Member of the Vermont House of Representatives from the Chittenden 6-2 district
- In office 2012–2021
- Preceded by: Mark Larson
- Succeeded by: Emma Mulvaney-Stanak

Personal details
- Born: New York City, U.S.
- Party: Democratic
- Education: Goddard College California State University, Los Angeles (BA) The New School

= Jean O'Sullivan =

American politician and member of the Vermont State House of Representatives

Jean O'Sullivan is an American politician who served in the Vermont House of Representatives from 2012 to 2021.

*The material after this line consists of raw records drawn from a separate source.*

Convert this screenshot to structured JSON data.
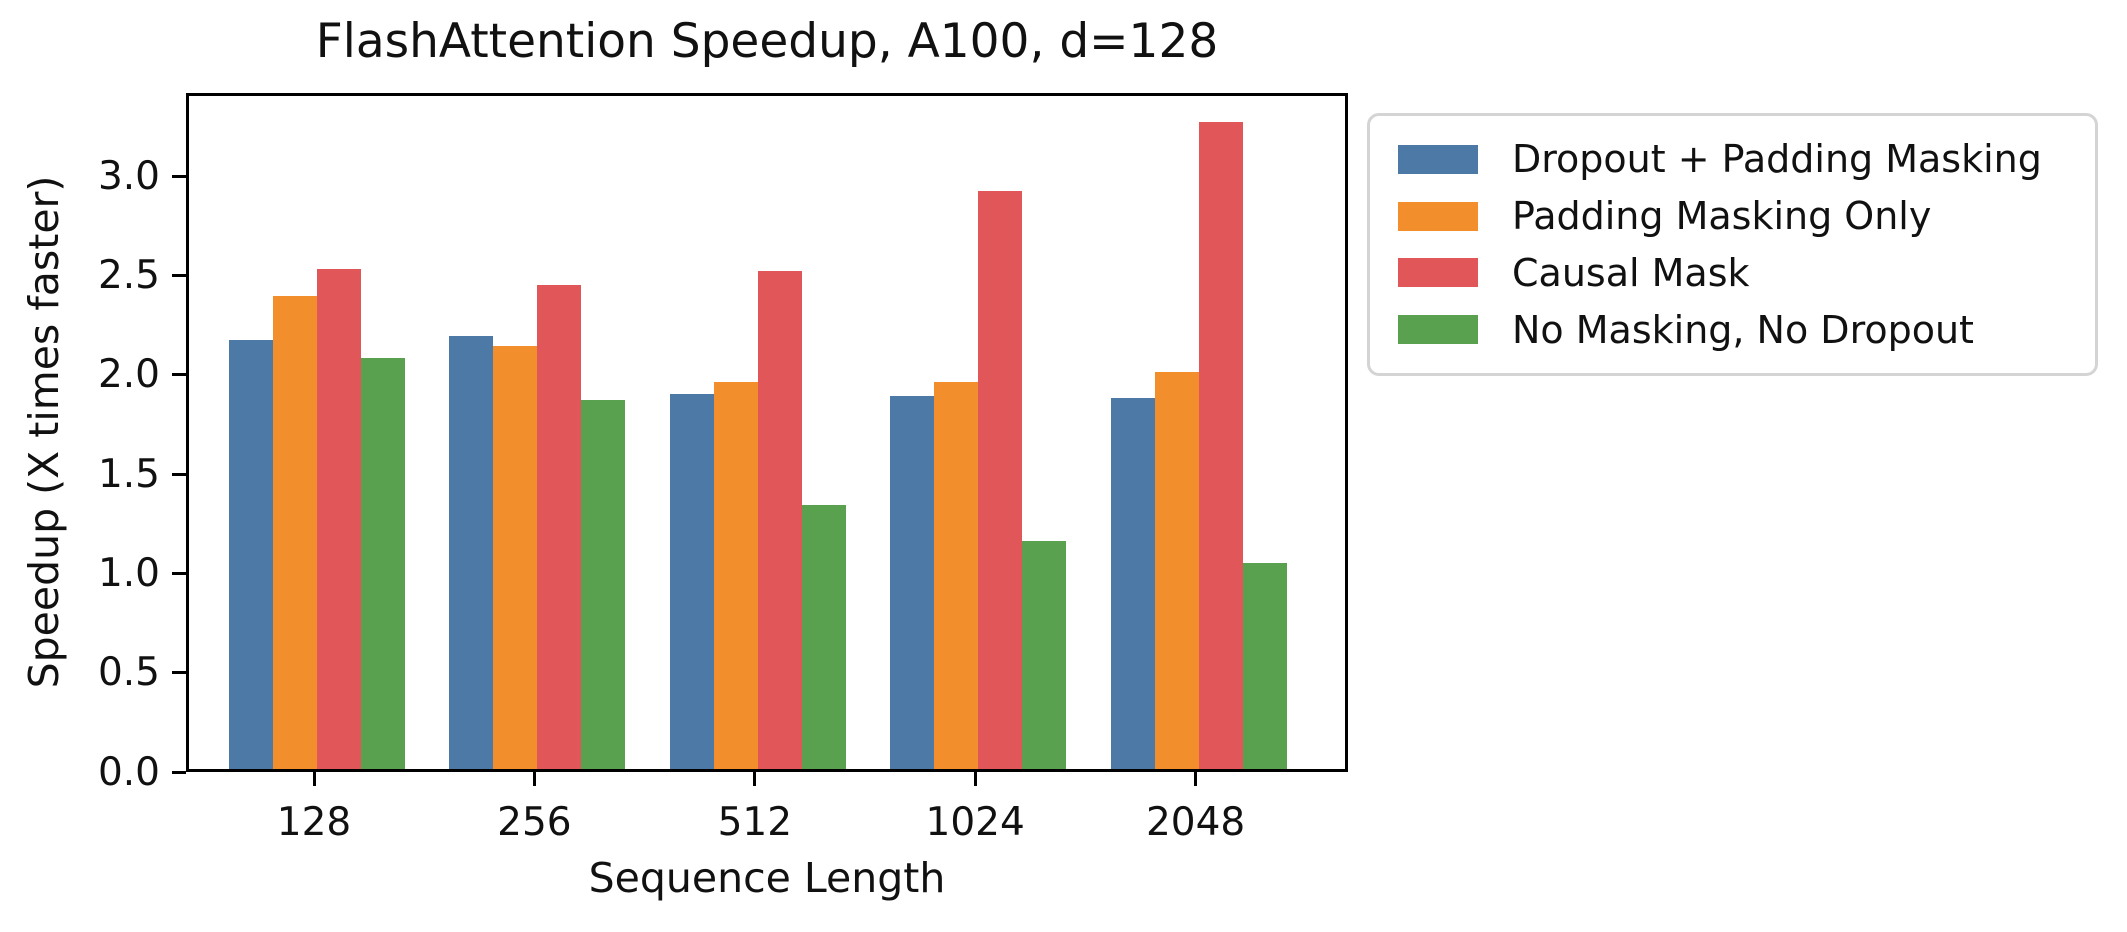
{
  "figure": {
    "background": "#ffffff",
    "text_color": "#111111",
    "axis_color": "#000000",
    "legend_border_color": "#d4d4d4"
  },
  "chart_data": {
    "type": "bar",
    "title": "FlashAttention Speedup, A100, d=128",
    "xlabel": "Sequence Length",
    "ylabel": "Speedup (X times faster)",
    "categories": [
      "128",
      "256",
      "512",
      "1024",
      "2048"
    ],
    "series": [
      {
        "name": "Dropout + Padding Masking",
        "color": "#4d79a7",
        "values": [
          2.16,
          2.18,
          1.89,
          1.88,
          1.87
        ]
      },
      {
        "name": "Padding Masking Only",
        "color": "#f28e2b",
        "values": [
          2.38,
          2.13,
          1.95,
          1.95,
          2.0
        ]
      },
      {
        "name": "Causal Mask",
        "color": "#e15759",
        "values": [
          2.52,
          2.44,
          2.51,
          2.91,
          3.26
        ]
      },
      {
        "name": "No Masking, No Dropout",
        "color": "#59a14f",
        "values": [
          2.07,
          1.86,
          1.33,
          1.15,
          1.04
        ]
      }
    ],
    "ylim": [
      0,
      3.42
    ],
    "yticks": [
      0.0,
      0.5,
      1.0,
      1.5,
      2.0,
      2.5,
      3.0
    ],
    "ytick_labels": [
      "0.0",
      "0.5",
      "1.0",
      "1.5",
      "2.0",
      "2.5",
      "3.0"
    ],
    "grid": false,
    "legend_position": "outside-right",
    "bar_edge": "none"
  }
}
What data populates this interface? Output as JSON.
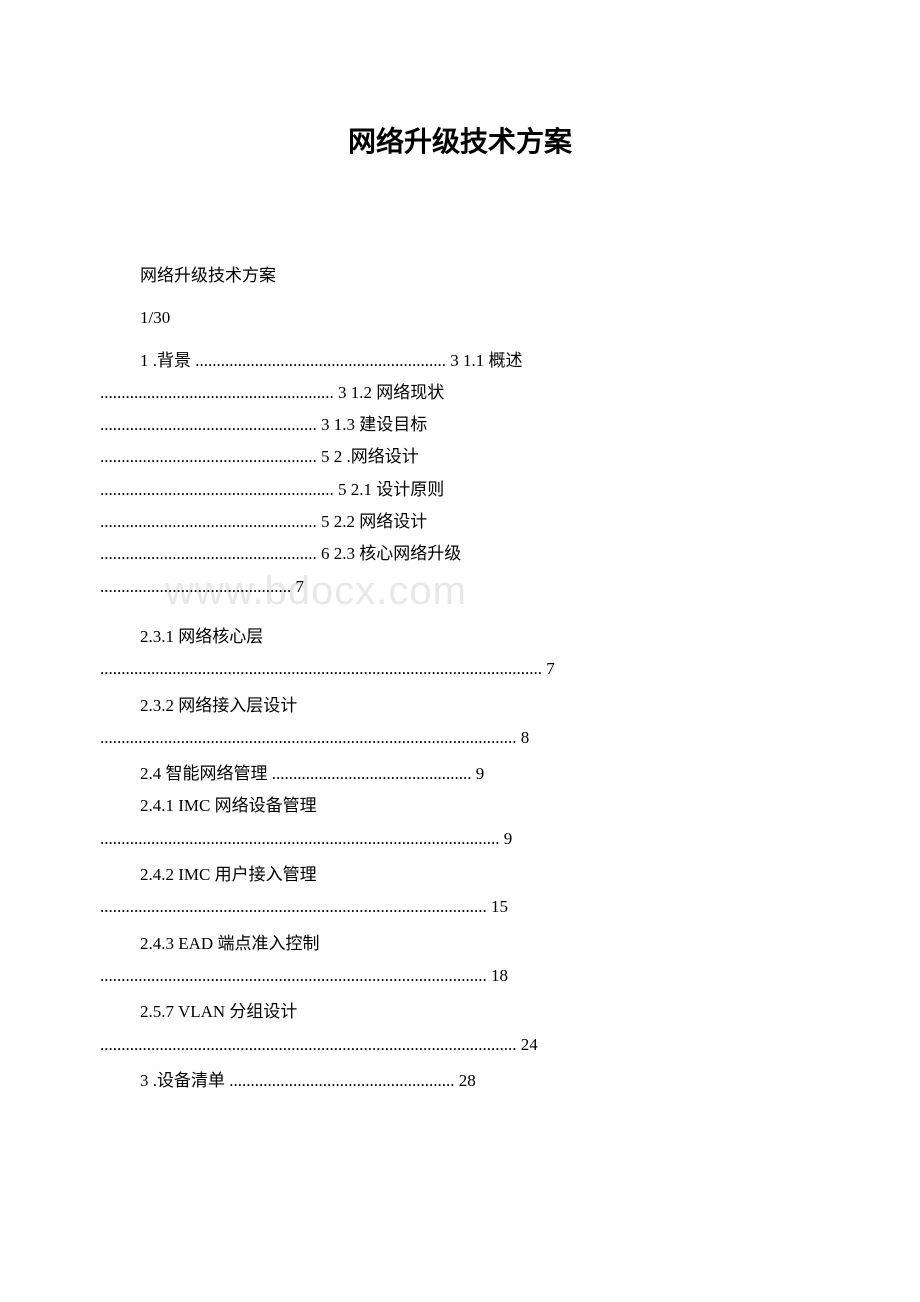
{
  "document": {
    "title": "网络升级技术方案",
    "subtitle": "网络升级技术方案",
    "page_indicator": "1/30",
    "watermark": "www.bdocx.com",
    "background_color": "#ffffff",
    "text_color": "#000000",
    "watermark_color": "#e8e8e8",
    "title_fontsize": 28,
    "body_fontsize": 17
  },
  "toc": {
    "block1": {
      "line1": "1 .背景 ........................................................... 3 1.1 概述",
      "line2": "....................................................... 3 1.2 网络现状",
      "line3": "................................................... 3 1.3 建设目标",
      "line4": "................................................... 5 2 .网络设计",
      "line5": "....................................................... 5 2.1 设计原则",
      "line6": "................................................... 5 2.2 网络设计",
      "line7": "................................................... 6 2.3 核心网络升级",
      "line8": "............................................. 7"
    },
    "entry_231_heading": "2.3.1 网络核心层",
    "entry_231_dots": "........................................................................................................ 7",
    "entry_232_heading": "2.3.2 网络接入层设计",
    "entry_232_dots": ".................................................................................................. 8",
    "entry_24": "2.4 智能网络管理 ............................................... 9",
    "entry_241_heading": "2.4.1 IMC 网络设备管理",
    "entry_241_dots": ".............................................................................................. 9",
    "entry_242_heading": "2.4.2 IMC 用户接入管理",
    "entry_242_dots": "........................................................................................... 15",
    "entry_243_heading": "2.4.3 EAD 端点准入控制",
    "entry_243_dots": "........................................................................................... 18",
    "entry_257_heading": "2.5.7 VLAN 分组设计",
    "entry_257_dots": ".................................................................................................. 24",
    "entry_3": "3 .设备清单 ..................................................... 28"
  }
}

== Early life and education ==
Jean O'Sullivan was born in New York City, and was raised in Greenwich, Connecticut. She graduated with a degree in political science from California State College at Los Angeles, and the New School for Social Research. She spent three years at Goddard College in Plainfield, Vermont, which gave her a love of the state. In 1977, she moved to Vermont, where she owned a discount beverage store and a small chain of candy stores.

== Career ==
O'Sullivan was the ward, city, and county Democratic Chair from 1985 to 1990. She elected to the Burlington City Council from 2000 to 2005.

She was appointed to the Vermont House of Representatives in 2012. She served as Vice Chair of the Commerce, Economic and Workforce Development Committee. She also served on the General, Housing and Military Affairs Committee.

O'Sullivan lost the Chittenden-6-2 Democratic primary to Emma Mulvaney-Stanak in 2020.